GamePad Digital
- Founded: 2013
- Headquarters: Nanshan, Shenzhen, China
- Website: www.gpd.hk

= GamePad Digital =

Chinese technology company

GamePad Digital (GPD), officially known as Shenzhen GPD Technology Co., Ltd., is a Chinese technology company that develops mainly miniature electronics that has been described as palmtops, ultra-mobile PCs, and handheld gaming computers , often via crowdfunding.

== History and products ==
Their first major product was the GPD XD, a handheld game console running Android, designed for running older video games. It was released in late 2015. An upgraded version called GPD XD Plus was released in 2018.

GamePad Digital introduced the GPD Win in late 2016, a palmtop computer with gaming controls like a handheld game console, running Windows 10. Numerous successors have been developed by the company like GPD Win 2 and GPD Win Max. In 2024, CNET named the GPD Win 4 as one of the "best handheld gaming PCs".
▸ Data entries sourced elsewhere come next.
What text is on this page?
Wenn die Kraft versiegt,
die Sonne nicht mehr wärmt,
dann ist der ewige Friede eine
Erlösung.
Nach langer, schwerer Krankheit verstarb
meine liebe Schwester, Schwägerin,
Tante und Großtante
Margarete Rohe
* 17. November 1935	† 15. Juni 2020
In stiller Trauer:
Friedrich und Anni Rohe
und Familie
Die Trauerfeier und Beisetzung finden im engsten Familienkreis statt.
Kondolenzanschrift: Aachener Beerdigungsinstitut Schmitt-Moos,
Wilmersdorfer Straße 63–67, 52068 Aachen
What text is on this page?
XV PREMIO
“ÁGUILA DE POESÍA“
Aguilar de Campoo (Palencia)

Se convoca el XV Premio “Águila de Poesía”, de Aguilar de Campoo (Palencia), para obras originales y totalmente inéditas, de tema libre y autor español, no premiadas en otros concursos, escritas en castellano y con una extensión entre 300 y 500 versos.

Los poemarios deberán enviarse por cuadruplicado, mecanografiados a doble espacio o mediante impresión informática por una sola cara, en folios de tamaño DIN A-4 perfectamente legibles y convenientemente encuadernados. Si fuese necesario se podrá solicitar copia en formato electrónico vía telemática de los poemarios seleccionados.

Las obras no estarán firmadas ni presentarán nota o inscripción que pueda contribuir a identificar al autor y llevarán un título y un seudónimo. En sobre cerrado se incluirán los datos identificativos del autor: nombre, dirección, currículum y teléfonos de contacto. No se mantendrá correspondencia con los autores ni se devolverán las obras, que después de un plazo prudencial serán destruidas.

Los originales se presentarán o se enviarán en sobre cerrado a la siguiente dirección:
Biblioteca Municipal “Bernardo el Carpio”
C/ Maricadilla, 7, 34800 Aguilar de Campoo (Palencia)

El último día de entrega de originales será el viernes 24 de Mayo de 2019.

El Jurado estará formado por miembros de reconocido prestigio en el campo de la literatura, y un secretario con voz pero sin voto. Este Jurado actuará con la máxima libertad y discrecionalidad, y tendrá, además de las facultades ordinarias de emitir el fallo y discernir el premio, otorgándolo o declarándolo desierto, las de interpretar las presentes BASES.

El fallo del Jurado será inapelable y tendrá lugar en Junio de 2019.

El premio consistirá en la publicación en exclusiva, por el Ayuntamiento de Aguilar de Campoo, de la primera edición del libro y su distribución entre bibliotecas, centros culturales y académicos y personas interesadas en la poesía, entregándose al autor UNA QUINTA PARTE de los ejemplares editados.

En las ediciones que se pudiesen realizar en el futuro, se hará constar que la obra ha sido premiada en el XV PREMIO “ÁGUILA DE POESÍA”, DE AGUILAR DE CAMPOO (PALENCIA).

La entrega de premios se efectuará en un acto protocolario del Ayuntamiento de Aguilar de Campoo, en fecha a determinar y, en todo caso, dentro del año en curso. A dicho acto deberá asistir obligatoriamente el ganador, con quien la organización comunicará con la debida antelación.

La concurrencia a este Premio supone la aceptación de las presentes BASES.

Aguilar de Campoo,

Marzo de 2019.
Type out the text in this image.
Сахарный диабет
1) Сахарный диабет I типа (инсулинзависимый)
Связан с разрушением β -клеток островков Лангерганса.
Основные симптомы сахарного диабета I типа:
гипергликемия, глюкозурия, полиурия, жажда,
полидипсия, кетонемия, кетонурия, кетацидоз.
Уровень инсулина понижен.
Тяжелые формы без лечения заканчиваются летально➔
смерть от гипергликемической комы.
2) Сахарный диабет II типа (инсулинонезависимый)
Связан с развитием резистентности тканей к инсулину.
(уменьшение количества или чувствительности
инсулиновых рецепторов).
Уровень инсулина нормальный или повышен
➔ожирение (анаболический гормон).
In 2017, the company launched GPD Pocket running on Windows 10 or Ubuntu, a palmtop computer and one which Forbes called the "world's smallest laptop" due to its pocketable size. It was followed up by a second generation GPD Pocket 2, in 2018. A third generation was released by 2021. The GPD Pocket 3 increases the display size to 8-inches.

In December 2018, the company introduced the GPD MicroPC. In June 2019, crowdfunding launched for GPD P2 Max, the "world's smallest Ultrabook". A second generation was released in 2022.

In 2024, the company also introduced its first standard sized notebook computer, GPD Duo, with two displays.